Abstract

Popliteal artery entrapment syndrome is a rare clinical entity. Stuart,15 a medical student at the University of Edinburgh in 1879, was the first to describe an anomalous course of the popliteal artery in an amputated leg of a 60-year-old man who developed gangrene of the foot as a result of a large popliteal aneurysm. Haming7 reported the first successful treatment of popliteal artery entrapment syndrome in a 12-year-old boy who developed claudication and was found to have an anomalous course of the popliteal artery.

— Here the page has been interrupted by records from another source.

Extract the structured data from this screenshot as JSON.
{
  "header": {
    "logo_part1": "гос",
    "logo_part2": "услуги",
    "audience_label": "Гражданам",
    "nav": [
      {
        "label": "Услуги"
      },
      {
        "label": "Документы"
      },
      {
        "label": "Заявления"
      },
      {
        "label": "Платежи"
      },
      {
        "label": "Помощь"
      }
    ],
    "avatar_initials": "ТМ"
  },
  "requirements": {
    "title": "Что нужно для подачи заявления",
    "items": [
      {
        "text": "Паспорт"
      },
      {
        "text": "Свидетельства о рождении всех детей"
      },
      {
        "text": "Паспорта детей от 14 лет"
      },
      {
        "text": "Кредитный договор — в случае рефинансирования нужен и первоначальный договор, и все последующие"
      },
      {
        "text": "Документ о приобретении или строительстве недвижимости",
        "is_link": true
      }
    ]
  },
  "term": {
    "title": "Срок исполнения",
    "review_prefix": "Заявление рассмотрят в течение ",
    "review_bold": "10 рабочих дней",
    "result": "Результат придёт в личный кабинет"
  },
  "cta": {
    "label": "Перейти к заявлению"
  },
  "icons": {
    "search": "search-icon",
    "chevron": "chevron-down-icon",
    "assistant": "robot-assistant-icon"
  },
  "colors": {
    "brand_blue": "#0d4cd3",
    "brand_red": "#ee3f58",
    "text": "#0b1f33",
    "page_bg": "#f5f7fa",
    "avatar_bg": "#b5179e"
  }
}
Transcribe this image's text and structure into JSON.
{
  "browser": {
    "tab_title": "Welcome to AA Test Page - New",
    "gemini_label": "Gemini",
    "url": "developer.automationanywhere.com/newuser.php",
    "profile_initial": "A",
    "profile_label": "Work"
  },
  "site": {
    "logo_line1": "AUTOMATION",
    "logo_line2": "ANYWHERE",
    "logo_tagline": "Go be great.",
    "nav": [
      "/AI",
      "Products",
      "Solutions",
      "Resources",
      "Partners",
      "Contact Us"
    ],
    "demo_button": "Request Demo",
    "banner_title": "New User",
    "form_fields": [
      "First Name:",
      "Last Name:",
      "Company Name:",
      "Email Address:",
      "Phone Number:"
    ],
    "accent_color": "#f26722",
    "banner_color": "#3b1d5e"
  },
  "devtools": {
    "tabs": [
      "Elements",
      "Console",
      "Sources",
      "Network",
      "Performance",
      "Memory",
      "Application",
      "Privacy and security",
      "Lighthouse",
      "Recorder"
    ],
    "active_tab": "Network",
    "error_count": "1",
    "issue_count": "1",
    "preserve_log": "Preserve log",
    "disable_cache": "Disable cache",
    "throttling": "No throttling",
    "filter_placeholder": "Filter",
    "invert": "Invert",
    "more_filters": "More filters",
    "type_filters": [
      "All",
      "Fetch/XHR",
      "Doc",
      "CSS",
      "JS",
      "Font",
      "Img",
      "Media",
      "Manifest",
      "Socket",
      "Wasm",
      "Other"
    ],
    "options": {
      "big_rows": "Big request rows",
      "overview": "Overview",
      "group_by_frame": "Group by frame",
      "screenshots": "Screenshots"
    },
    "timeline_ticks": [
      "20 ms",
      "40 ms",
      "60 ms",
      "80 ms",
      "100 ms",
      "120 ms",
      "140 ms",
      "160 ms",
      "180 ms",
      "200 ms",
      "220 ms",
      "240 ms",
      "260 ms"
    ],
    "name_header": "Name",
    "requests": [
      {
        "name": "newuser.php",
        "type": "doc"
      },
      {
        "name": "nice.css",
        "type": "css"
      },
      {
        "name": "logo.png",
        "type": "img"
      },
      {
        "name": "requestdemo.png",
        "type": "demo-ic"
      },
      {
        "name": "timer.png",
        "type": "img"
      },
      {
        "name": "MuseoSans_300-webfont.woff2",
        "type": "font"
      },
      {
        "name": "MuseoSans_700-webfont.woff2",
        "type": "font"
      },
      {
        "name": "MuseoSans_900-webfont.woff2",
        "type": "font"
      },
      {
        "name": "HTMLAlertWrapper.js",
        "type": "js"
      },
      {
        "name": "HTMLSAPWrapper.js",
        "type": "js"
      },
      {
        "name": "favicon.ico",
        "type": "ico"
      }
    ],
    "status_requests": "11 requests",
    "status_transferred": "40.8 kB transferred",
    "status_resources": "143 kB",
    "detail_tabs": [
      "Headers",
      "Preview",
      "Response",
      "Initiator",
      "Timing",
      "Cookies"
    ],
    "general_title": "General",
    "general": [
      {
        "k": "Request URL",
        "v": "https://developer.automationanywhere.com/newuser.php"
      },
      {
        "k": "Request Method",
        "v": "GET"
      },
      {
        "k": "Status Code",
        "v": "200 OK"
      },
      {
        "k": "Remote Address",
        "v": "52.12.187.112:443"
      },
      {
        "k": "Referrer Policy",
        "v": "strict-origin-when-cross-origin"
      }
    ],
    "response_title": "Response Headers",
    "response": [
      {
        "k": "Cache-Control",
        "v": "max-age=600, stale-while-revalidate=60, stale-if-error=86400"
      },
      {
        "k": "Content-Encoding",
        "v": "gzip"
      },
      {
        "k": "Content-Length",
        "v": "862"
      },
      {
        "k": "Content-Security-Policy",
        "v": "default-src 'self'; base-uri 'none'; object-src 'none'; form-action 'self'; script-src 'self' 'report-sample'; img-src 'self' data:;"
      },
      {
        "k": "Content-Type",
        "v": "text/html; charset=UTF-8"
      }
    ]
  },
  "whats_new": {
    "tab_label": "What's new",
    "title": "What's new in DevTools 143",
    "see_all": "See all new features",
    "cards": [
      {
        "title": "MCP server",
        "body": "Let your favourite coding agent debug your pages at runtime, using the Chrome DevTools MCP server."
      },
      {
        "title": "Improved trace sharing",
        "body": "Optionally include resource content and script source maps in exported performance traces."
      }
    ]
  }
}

The term popliteal artery entrapment syndrome was first coined by Love and Whelan9 in 1965. Extrinsic compression of the popliteal artery, which is the basis of this syndrome, results from either an abnormal course of the popliteal vessels or an aberrant attachment of the gastrocnemius muscle or plantaris muscle over the normally positioned vessels. On the basis of this finding at the popliteal fossa, Insuaet al.8 have classified these variants into four groups. In patients with type I popliteal artery entrapment syndrome,5 the most commonly found abnormality, the popliteal artery deviates medially to the normally placed medial head of the gastrocnemius muscle. In type II there is an abnormal attachment of the medial deviation of the popliteal artery. The popliteal artery is compressed by a muscle band of the medial head of the gastrocnemius muscle in type III. In type IV a fibrous band of the popliteal muscle causes compression of this artery. Rich and his associates12 described compression of both artery and vein, which is now classified as type V.